Monday, August 29, 2011

It’s a Stick Up! (Counting Money Role Play)


Lately, my son is fascinated with money. I know, you think I mean spending it, right? Nope. He wants to know who’s on each bill and loves the ‘secret’ watermarks you see when you hold the newly designed bills up to the light.

To give him a little practice counting bills, though, I decided to make some funny money for him. (I wasn’t about to risk him losing all of our Monopoly money.) 

I printed several sheets of each denomination (1s, 5s, 10s, 20s, 50s, and 100s) on cardstock.
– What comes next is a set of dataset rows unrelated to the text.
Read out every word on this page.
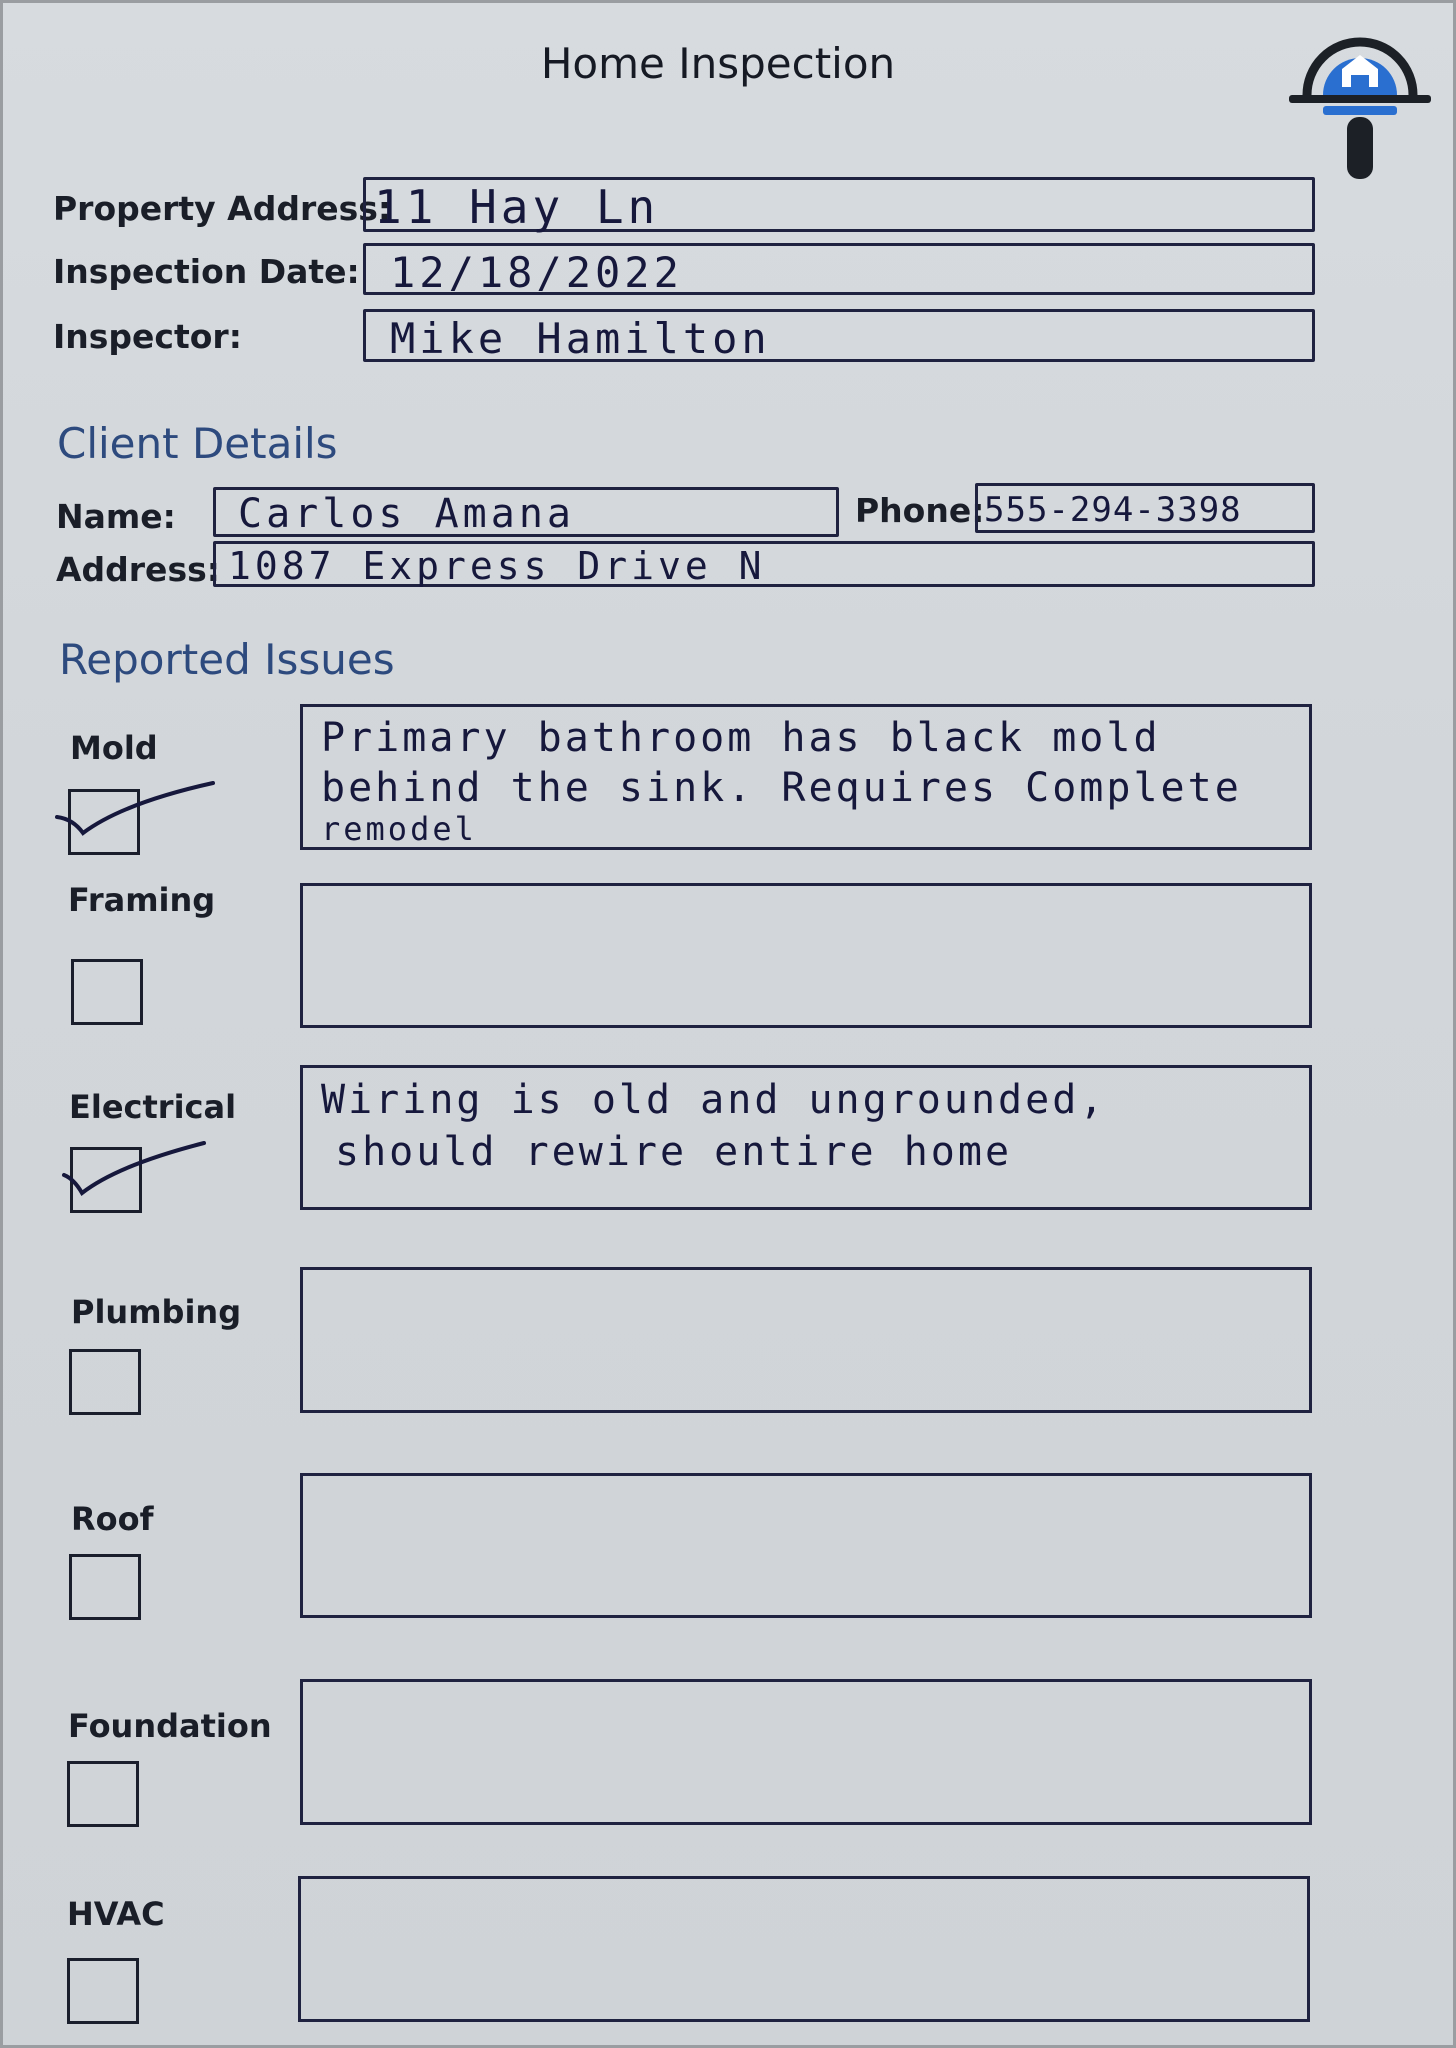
Home Inspection
Property Address:
11 Hay Ln
Inspection Date: 12/18/2022
Inspector:	Mike Hamilton
Client Details
Name: Carlos Amana	Phone: 555-294-3398
Address: 1087 Express Drive N
Reported Issues
Mold	Primary bathroom has black mold
behind the sink. Requires Complete
remodel
Framing
Electrical Wiring is old and ungrounded,
should rewire entire home
Plumbing
Roof
Foundation
HVAC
Once I cut the bills apart, it was time I put on my acting hat. I admit; I was pretty rusty (the last time I acted was in an 8th-grade school play). Thankfully, my son isn’t a tough critic.

Download the clown-faced funny money here.
If you’d rather add your child’s picture to the bills like I did,
e-mail me and I’ll send you the Microsoft Publisher files to adapt.

I told him to pretend he worked at a bank and gave him a (shuffled) random amount of money. He needed to sort the funny money into piles and put the piles in order from smallest to largest denomination. Next, he counted each pile.

I made three columns in his notebook. Down the first column, I wrote each denomination. Over the second column, I wrote “how many?” And under the third column I wrote “how much $?” His task was to write down the number of bills he had in each pile and figure out how much money that amounted to (essentially how much money was “in the bank”). I added all his subtotals up for him.

Then, I held a stick up with a small toy squirt gun (don’t worry, it wasn’t loaded). My son thought I was being funny until I took some bills from each of his piles; then, his jaw dropped.


Now it was time to count the money again, recording the values once more in his notebook. After counting each denomination, he’d look at the previous numbers and tell me things like, “You took three ten-dollar bills.”

After he’d recounted his money, I told him that the police had caught the crook and recovered the money; however, he needed to count it to make sure that they got all the money back.

This was SO much fun that my son never complained about all the counting and subtracting. It really put his skip-counting skills to the test, too. Success!